Although the Radio Pocket has been integral to the bunker coats for many years, recent hard looks and analysis have proved that there are significant dangers associated with using the radio pocket. Whether it is signal loss from the antenna being too close to the body or the inability for the closure to keep the radio in the pocket or exposure of the Remote Speaker Mic to thermal insult potentially locking the tactical channel from everyone on the fire-ground, it is clear that just one of the negative factors is too much risk for our firefighters. Having all three major factors endangers our firefighters to an exponentially high level.
The negative results from the Radio Pocket are clearly identified and proven. Any concerns about the viability of the recommended best practice of wearing the portable radio RSM under the coat, but hanging the radio below the coat line with the antenna canted away from the body would be purely speculation. A recent close call fire where a fire officer fell through the 2nd floor onto the first floor, prove that in a real-life dynamic fall, the radio stayed in place, as he was wearing it under the coat. Wearing the radio in this fashion is not new and no direct connection to this manner of carrying radios has produced a negative effect, as evidenced by the numerous safety issues experienced with the radio pocket.

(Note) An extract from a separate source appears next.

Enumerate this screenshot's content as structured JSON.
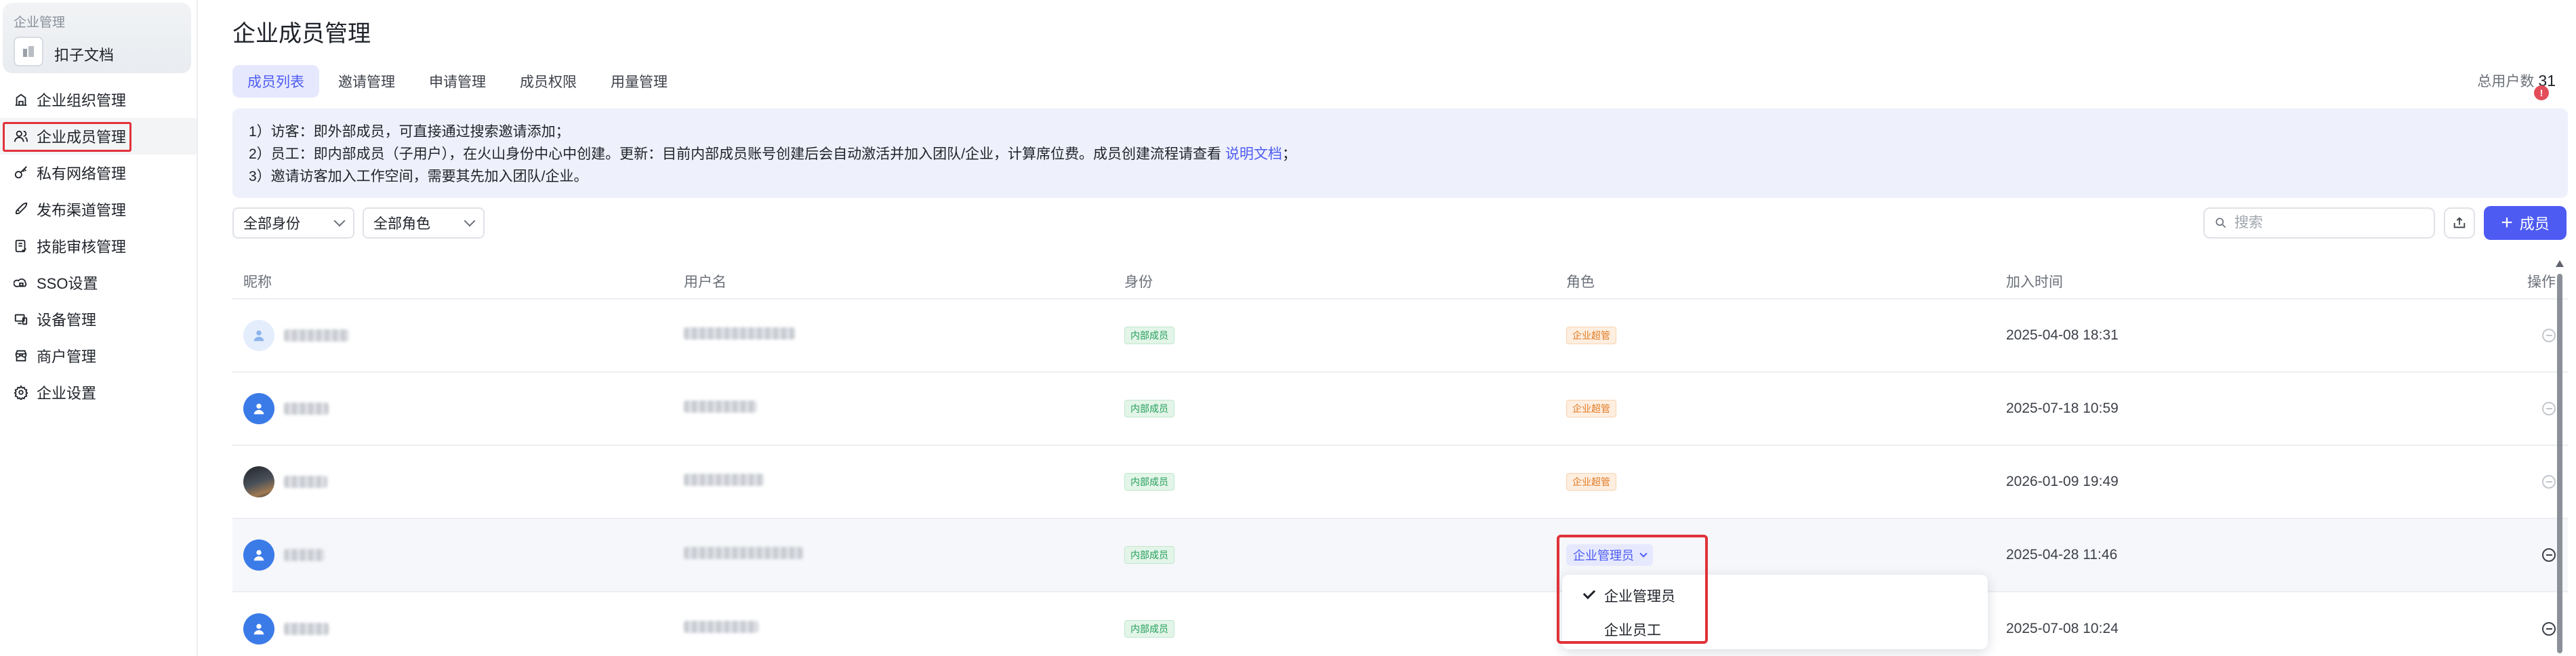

Entanglement issues are eliminated, Radio signal loss is improved, the RSM is protected, and access to the controls is at hand. The ability to disconnect the RSM, if practical, is still there and arguably easier. An attempt to bypass a damaged RSM by depressing the PTT button on the radio itself is still available by tilting the radio up and talking down to the portable.
There is simply no valid reason to object to the practice that has been identified. In fact, with the identified critical safety issues associated with the radio pocket, beyond the potential of injury or death to firefighter, the opportunity to litigious liability is too great. There is no way to avoid the liability of such an obvious safety issue.
By committing to sounding the alarms against the Bunker Gear Radio Pocket, the safety for firefighters is increased not only for an individual user, but the entire fire-ground.